Pakistan's government insists it has tightened security for its nuclear arms since Khan's network was uncovered, saying a foolproof command and control system is in place to keep the weapons from falling into the wrong hands.

But Khan's accusation that the military establishment knew about his proliferation activities will bolster widespread skepticism that he could have kept his nuclear technology exports secret from Pakistan's security apparatus.

"No flight, no equipment could go outside without the clearance from the ISI and SPD and they used to be at there at the airport, not me," Khan said, referring to the powerful Inter-Services Intelligence agency and the Strategic Planning Division that manages Pakistan's nuclear arsenal.

Talat Masood, a political and military analyst, said it made sense that the proliferation effort was coordinated by more than one person.

"If the requirement of an aircraft was there, the requirement of dealing with another country was there, it's not just one man who could have done it," Masood said. "Whether they were doing it individually or collectively or as a state policy or informally — that needs to be determined."

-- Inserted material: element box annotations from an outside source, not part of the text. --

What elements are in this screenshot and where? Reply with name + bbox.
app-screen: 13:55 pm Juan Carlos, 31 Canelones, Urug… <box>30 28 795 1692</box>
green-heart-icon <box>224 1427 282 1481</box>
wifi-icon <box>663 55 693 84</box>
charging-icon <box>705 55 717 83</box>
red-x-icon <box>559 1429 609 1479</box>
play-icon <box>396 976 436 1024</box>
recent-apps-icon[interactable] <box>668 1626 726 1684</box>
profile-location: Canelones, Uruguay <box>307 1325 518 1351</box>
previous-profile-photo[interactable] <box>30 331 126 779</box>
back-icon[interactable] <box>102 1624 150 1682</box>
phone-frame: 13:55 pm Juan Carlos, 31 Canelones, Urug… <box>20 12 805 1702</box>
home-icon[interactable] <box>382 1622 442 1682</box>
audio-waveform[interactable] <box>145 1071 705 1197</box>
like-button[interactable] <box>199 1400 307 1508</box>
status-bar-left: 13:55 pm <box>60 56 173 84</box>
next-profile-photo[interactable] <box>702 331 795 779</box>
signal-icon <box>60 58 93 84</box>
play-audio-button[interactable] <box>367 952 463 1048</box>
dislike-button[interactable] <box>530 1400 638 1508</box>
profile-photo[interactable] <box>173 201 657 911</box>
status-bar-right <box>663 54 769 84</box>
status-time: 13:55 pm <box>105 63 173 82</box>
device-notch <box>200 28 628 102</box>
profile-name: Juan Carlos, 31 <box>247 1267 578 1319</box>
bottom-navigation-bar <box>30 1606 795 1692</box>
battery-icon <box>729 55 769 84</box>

Pakistan has refused to allow outsiders to question Khan, including experts from the United Nations' International Atomic Energy Agency, but says it has shared the findings of its own questioning of the scientist.

In his autobiography, Musharraf acknowledged that Pakistan bought conventional ballistic missiles from North Korea for cash in a government-to-government deal, but said it involved no transfer of nuclear technology.

Khan said he visited North Korea twice, in 1994 and 1999. On the latter trip, he said, he was sent by Musharraf to buy 200 shoulder-fired missiles when Pakistan and India were clashing in the disputed Kashmir region. He said he was accompanied on a special plane by an army general, Iftikhar Hussain Shah, and Pakistan paid cash for the weapons.

Khan was bitter in his criticism of Musharraf and confident of his own high standing among Pakistanis.

"People still respect me, and if anyone has any doubts and thinks himself more popular, he should go with me to Aabpara or Raja Bazar" — two markets in Islamabad and nearby Rawalpindi, Khan said.

Comparing the reception he would get to that which would be accorded Musharraf, Khan said: "You can cut my nose if his clothes remained untorn."